Figure 2: Expression and subcellular fractionation of recBmWSCP in Escherichia coli. The black arrow represents recBmWSCP. Expression of recBmWSCP was induced by IPTG (+) or non-induced (−) in E. coli. Supernatant (Sup) and pellet (Pet) fractions of sonicated E. coli were separated by SDS-PAGE. M indicates the lane containing protein markers.

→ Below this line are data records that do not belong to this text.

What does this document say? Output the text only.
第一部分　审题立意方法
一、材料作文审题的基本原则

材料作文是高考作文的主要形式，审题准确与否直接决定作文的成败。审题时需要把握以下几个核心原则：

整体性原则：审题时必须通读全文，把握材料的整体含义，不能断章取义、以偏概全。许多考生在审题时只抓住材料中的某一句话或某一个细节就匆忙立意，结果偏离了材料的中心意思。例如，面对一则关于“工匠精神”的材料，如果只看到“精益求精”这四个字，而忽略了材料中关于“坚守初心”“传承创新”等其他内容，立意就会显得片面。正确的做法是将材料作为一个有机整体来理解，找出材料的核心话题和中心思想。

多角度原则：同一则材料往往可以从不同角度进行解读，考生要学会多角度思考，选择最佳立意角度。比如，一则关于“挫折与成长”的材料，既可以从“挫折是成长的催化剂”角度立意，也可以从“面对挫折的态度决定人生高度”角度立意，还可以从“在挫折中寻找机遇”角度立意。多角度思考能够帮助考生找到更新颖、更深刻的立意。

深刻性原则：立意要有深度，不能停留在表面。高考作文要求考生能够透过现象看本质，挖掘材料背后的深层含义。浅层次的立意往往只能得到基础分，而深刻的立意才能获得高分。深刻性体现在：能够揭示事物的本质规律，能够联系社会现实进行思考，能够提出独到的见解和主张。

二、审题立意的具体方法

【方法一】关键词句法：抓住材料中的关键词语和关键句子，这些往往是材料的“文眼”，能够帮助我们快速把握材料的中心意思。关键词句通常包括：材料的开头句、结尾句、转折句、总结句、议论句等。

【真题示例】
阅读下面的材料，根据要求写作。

Reconstitution of recBmWSCP with Chls in Thylakoid Membrane
WSCPs analyzed to date have been are highly hydrophilic and can remove Chl molecules from thylakoid membranes in aqueous solution [3-7]. A method for the purification of thylakoid membranes from spinach leaves and Chl reconstitution with WSCP has been described previously [3,7]. Briefly, we mixed the recBmWSCP with the isolated thylakoid membrane fraction. After centrifugation, the absorption spectrum of the supernatant was measured (Figure 4). The spectrum showed a typical absorption spectrum of Class IIA WSCPs, which are characteristic of a WSCP preferentially bound to Chl a. The peak wavelength of 671 nm in the red band of the reconstituted recBmWSCP was slightly shorter than that purified from black mustard plant, i.e., 673 nm . This difference might be due to the difference of substrate thylakoid membrane, or due to heterogeneity of WSCP gene in black mustard genome.
Thus, 45 years after the discovery of a WSCP in B. nigra, we cloned the cDNA and produced its functional recombinant protein for future analysis.